Aetna’s Dijuana Lewis, whom the insurance company hired away from Wal-Mart, says the message is clear.

“It’s all about knowing the customer, what the customer wants and how they want it. Health care hasn’t really been approached that way,” she says. It sounds simple, and it can be.
But Harvard’s Ashish Jha has seen plenty of missteps in the industry’s rush to “know their customers.”

“I’ve seen a lot of hospitals that have made big investments in things like having a pianist in the lobby of the hospital,” he says. But pianos are easy. Jha says the hard workthe work that wins consumer loyalty — is training staff to better connect with their patients, and sticking with it long enough to change the culture.

Maybe, Jha says, an infusion of hospitality executives will bring that kind of dedication and a bit more humanity to health care.

 We asked three experts for some basic tips on improving the patient experience. Here’s what they said:

Fabian Marechal, Director of the Penn Musculoskeletal Center at Penn Medicine University City

  • Manage wait times. Think: texting software or beepers in restaurants.
  • Humanize and personalize throughout the patient experience. It’s not a conveyor line, touch the patient at each step of the visit.
  • Engage the patient in their care and seek constant feedback, Their experience starts from the website to the discharge.

From Ashish Jha, K.T. Li Professor of International Health Director, Harvard Global Health Institute, Harvard School of Public Health

  • Hospitals and doctors should be clear so the patient should know what to expect with their treatment.
  • A medical bill should be simple so the average consumer can plainly see their share of the bill and what the insurer owes.
  • Physicians should be forthcoming when they don’t have immediate answers.
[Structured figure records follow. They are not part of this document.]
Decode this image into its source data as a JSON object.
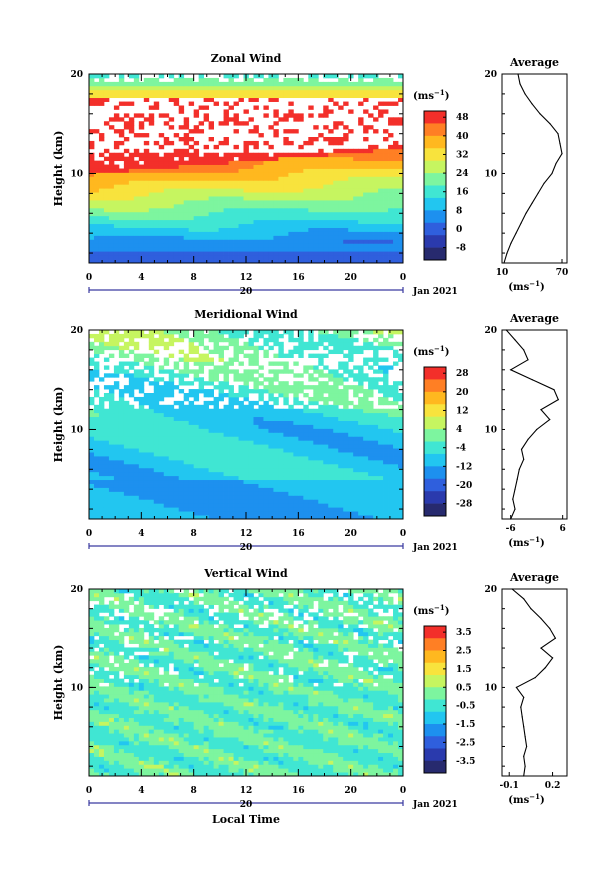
{
  "chart_data": [
    {
      "type": "heatmap",
      "title": "Zonal Wind",
      "ylabel": "Height (km)",
      "y_ticks": [
        "20",
        "10"
      ],
      "x_ticks": [
        "0",
        "4",
        "8",
        "12",
        "16",
        "20",
        "0"
      ],
      "day_label": "20",
      "date_label": "Jan 2021",
      "ylim": [
        1,
        20
      ],
      "xlim": [
        0,
        24
      ],
      "colorbar": {
        "unit": "(ms",
        "unit_exp": "−1",
        "unit_close": ")",
        "labels": [
          "48",
          "40",
          "32",
          "24",
          "16",
          "8",
          "0",
          "-8"
        ],
        "colors": [
          "#f32f2a",
          "#ff7f24",
          "#ffb81f",
          "#f8e33d",
          "#c6f560",
          "#7df59f",
          "#40e6d3",
          "#22c6f0",
          "#1d90ef",
          "#2f5fdd",
          "#2a3aad",
          "#272a6e"
        ]
      },
      "profile": {
        "title": "Average",
        "x_ticks": [
          "10",
          "70"
        ],
        "xlim": [
          10,
          75
        ],
        "height_km": [
          1,
          2,
          3,
          4,
          5,
          6,
          7,
          8,
          9,
          10,
          11,
          12,
          13,
          14,
          15,
          16,
          17,
          18,
          19,
          20
        ],
        "values": [
          12,
          15,
          19,
          24,
          29,
          34,
          40,
          46,
          52,
          60,
          64,
          70,
          68,
          66,
          58,
          48,
          40,
          33,
          28,
          26
        ]
      }
    },
    {
      "type": "heatmap",
      "title": "Meridional Wind",
      "ylabel": "Height (km)",
      "y_ticks": [
        "20",
        "10"
      ],
      "x_ticks": [
        "0",
        "4",
        "8",
        "12",
        "16",
        "20",
        "0"
      ],
      "day_label": "20",
      "date_label": "Jan 2021",
      "ylim": [
        1,
        20
      ],
      "xlim": [
        0,
        24
      ],
      "colorbar": {
        "unit": "(ms",
        "unit_exp": "−1",
        "unit_close": ")",
        "labels": [
          "28",
          "20",
          "12",
          "4",
          "-4",
          "-12",
          "-20",
          "-28"
        ],
        "colors": [
          "#f32f2a",
          "#ff7f24",
          "#ffb81f",
          "#f8e33d",
          "#c6f560",
          "#7df59f",
          "#40e6d3",
          "#22c6f0",
          "#1d90ef",
          "#2f5fdd",
          "#2a3aad",
          "#272a6e"
        ]
      },
      "profile": {
        "title": "Average",
        "x_ticks": [
          "-6",
          "6"
        ],
        "xlim": [
          -8,
          7
        ],
        "height_km": [
          1,
          2,
          3,
          4,
          5,
          6,
          7,
          8,
          9,
          10,
          11,
          12,
          13,
          14,
          15,
          16,
          17,
          18,
          19,
          20
        ],
        "values": [
          -6,
          -5,
          -5.5,
          -5,
          -4.5,
          -4,
          -3,
          -3.5,
          -2,
          0,
          3,
          1,
          5,
          4,
          -1,
          -6,
          -2,
          -3,
          -5,
          -7
        ]
      }
    },
    {
      "type": "heatmap",
      "title": "Vertical Wind",
      "ylabel": "Height (km)",
      "xlabel": "Local Time",
      "y_ticks": [
        "20",
        "10"
      ],
      "x_ticks": [
        "0",
        "4",
        "8",
        "12",
        "16",
        "20",
        "0"
      ],
      "day_label": "20",
      "date_label": "Jan 2021",
      "ylim": [
        1,
        20
      ],
      "xlim": [
        0,
        24
      ],
      "colorbar": {
        "unit": "(ms",
        "unit_exp": "−1",
        "unit_close": ")",
        "labels": [
          "3.5",
          "2.5",
          "1.5",
          "0.5",
          "-0.5",
          "-1.5",
          "-2.5",
          "-3.5"
        ],
        "colors": [
          "#f32f2a",
          "#ff7f24",
          "#ffb81f",
          "#f8e33d",
          "#c6f560",
          "#7df59f",
          "#40e6d3",
          "#22c6f0",
          "#1d90ef",
          "#2f5fdd",
          "#2a3aad",
          "#272a6e"
        ]
      },
      "profile": {
        "title": "Average",
        "x_ticks": [
          "-0.1",
          "0.2"
        ],
        "xlim": [
          -0.15,
          0.3
        ],
        "height_km": [
          1,
          2,
          3,
          4,
          5,
          6,
          7,
          8,
          9,
          10,
          11,
          12,
          13,
          14,
          15,
          16,
          17,
          18,
          19,
          20
        ],
        "values": [
          0.0,
          0.01,
          0.0,
          0.02,
          0.01,
          0.0,
          -0.01,
          -0.02,
          0.0,
          -0.05,
          0.08,
          0.15,
          0.2,
          0.12,
          0.22,
          0.18,
          0.12,
          0.05,
          0.0,
          -0.08
        ]
      }
    }
  ]
}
Doctors must communicate how they plan to address a patient’s concern and that they are a partner and advocate for the patient.
  • Patients are often worried about their health, so doctors, nurses and other staff must take time to talk with the patients – treat them like a person with a life beyond the borders of healthcare, not a dislocated shoulder or a balky heart.

Dijuana Lewis, Aetna Executive Vice President Consumer Products and Enterprise Marketing

  • Make health plans simpler and more intuitive. People will be able to get more value out of products that are easy to understand and use.
  • Take advantage of digital technologies to improve the convenience of health care, helping people get what they need so they can get back to life.
  • Use consumer insights to personalize the health care experience so we can best serve the individual needs of each member.